Federal COVID aid accepted to pay for roads and natural disasters
Jefferson City, Missouri — State and local governments will soon have new flexibility to spend billions of federal coronavirus relief dollars on things not directly related to the pandemic, including building new roads and bridges and helping people affected by wildfires, floods and other natural disasters.
Expanded spending authority for pandemic relief previously approved was one of many provisions included in the federal government’s recently passed $1.7 trillion spending bill for the 2023 budget year. It comes after city, county and state officials lobbied for more than a year for more flexibility in how to use a $350 billion aid pool approved by President Joe Biden and the Democratic-led Congress in March 2021.
The US rescue law included federal aid to all levels of government — from states and territories to small cities and towns — to help cover the costs of the COVID-19 response, support public finances, and help invest for the long term. community strengthening projects.
Although the program has considerable flexibility as originally implemented by the US Treasury Department, some uses of the money remain limited. The new expanded spending options are expected to come into effect by the end of February after the Treasury releases its updated forecast.

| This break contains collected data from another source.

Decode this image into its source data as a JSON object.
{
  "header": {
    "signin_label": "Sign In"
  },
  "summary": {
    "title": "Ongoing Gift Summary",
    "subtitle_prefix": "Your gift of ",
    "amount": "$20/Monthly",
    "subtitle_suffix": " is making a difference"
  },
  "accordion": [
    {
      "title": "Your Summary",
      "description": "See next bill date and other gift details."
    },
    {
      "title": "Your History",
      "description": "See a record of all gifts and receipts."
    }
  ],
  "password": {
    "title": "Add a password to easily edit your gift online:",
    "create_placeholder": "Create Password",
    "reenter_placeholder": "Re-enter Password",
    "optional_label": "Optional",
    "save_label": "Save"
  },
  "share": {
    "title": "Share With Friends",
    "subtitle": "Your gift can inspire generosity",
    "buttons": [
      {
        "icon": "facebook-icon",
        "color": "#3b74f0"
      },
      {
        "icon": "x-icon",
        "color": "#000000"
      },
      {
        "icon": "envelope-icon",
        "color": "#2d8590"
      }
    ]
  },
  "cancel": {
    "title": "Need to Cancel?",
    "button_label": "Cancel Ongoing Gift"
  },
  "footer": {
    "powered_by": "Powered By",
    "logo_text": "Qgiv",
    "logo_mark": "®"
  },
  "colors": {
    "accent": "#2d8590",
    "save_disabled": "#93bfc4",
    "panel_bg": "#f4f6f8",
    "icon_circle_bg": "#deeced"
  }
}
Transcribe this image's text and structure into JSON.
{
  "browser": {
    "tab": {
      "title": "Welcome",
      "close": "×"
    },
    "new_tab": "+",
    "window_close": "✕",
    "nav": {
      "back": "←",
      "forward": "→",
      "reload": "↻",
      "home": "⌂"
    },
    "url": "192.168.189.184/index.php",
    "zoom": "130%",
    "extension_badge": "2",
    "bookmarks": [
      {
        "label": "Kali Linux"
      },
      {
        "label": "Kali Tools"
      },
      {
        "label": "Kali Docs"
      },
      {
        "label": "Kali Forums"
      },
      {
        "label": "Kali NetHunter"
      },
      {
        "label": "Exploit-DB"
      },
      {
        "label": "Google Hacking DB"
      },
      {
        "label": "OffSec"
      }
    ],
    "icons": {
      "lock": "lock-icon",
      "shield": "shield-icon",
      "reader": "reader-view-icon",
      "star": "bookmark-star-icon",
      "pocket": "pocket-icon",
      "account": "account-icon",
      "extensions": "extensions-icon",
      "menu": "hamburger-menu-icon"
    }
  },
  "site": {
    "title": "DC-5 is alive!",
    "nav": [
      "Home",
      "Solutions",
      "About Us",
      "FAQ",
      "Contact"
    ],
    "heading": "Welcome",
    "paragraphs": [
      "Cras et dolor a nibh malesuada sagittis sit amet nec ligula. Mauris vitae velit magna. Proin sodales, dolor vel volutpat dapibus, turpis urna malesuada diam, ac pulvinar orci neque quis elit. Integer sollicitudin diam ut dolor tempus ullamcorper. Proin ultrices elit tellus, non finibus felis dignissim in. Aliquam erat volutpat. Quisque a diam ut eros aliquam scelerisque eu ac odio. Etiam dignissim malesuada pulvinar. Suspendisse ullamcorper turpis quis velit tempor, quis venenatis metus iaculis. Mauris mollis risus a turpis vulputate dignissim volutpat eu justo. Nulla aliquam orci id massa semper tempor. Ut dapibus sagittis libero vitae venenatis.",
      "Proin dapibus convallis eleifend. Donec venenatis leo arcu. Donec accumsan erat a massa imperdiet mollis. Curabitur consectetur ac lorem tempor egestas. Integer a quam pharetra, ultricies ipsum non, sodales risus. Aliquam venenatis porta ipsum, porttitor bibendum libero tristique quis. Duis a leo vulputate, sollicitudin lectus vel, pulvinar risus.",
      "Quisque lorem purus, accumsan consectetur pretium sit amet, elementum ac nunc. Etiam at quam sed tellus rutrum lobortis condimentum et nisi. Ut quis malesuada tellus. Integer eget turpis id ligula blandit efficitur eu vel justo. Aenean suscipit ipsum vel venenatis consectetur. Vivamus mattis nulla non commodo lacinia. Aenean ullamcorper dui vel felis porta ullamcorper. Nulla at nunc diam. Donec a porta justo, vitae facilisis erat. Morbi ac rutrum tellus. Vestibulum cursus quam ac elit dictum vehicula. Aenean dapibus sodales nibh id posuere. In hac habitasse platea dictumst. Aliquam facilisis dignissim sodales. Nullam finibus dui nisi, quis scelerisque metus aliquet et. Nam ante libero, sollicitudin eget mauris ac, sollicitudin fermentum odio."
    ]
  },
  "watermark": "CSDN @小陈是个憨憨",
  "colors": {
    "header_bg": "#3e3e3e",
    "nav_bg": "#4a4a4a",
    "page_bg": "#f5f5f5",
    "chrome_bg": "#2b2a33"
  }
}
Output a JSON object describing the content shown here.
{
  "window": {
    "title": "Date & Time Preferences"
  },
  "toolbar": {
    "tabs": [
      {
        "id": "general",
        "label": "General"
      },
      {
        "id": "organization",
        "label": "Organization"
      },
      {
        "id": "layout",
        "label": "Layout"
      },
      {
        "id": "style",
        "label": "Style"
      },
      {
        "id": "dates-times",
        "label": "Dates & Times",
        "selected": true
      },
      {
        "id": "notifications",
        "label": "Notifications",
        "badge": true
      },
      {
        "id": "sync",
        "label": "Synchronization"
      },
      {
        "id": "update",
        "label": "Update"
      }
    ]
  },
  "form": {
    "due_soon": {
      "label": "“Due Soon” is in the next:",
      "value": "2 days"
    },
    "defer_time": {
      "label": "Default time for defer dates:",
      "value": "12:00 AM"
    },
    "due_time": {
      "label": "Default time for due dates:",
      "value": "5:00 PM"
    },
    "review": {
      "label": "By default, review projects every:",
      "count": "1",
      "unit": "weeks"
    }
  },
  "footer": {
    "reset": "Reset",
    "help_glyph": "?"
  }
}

“I think it will leverage ARPA dollars to be as productive as possible,” said Brittney Kohler, legislative director of transportation and infrastructure for the National League of Cities. He added, “We see this as a very valuable tool to get the most out of every federal dollar.”
Under the revised spending rules, states and local governments can use their federal pandemic funds to provide local matching funds needed to raise additional federal grants for highway and transportation projects, including those funded by the Infrastructure Investment and Jobs Act, which Biden signed in November. 2021.
Governments are allowed to allocate up to US$10 million or 30%, whichever is greater, for this transportation infrastructure.
There is no limit on how much of their allowance can be spent on disaster relief, such as temporary shelter, food and financial assistance.
Governments can receive disaster relief through the Federal Emergency Management Agency.
“The process at FEMA can be time-consuming and a bit overwhelming,” said Susan Frederick, senior counsel for federal affairs at the National Conference of State Legislatures. “It would be funding that would be available to states more quickly than going through all the hoops.”
A quarter of counties in the United States currently have federal disaster declarations, said Mark Ritacco, chief of government affairs for the National Association of Counties.
“The natural disaster could have been made worse by the county’s focus on the COVID-19 pandemic,” Ritacco said, had it diverted local funds that might otherwise have been spent on disaster relief.
The greater flexibility will primarily benefit large governments that have received more than $10 million in US bailouts. Indeed, a Treasury Department rule issued a year ago allowed all governments to assume up to $10 million in revenue losses due to the pandemic, equal to the amount spent on general government services. may include road or accident removal.
States, territories and the District of Columbia budgeted 71% of federal funds for the pandemic as of Sept. 30, according to an Associated Press analysis of data made available through the Treasury Department.
1,850 local governments that received at least $10 million complied with Treasury reporting requirements; as of September 30, they budgeted 53% of the funds allocated for the relief of the pandemic.
Governments have until the end of 2024 to allocate federal funds against the pandemic to projects and spend them by the end of 2026.
As a result of the new law, officials are unlikely to radically change their already planned spending. “The added flexibility creates an opportunity for cities to move money around their budgets,” said Michael Wallace, legislative director of housing, community and economic development for the National League of Cities.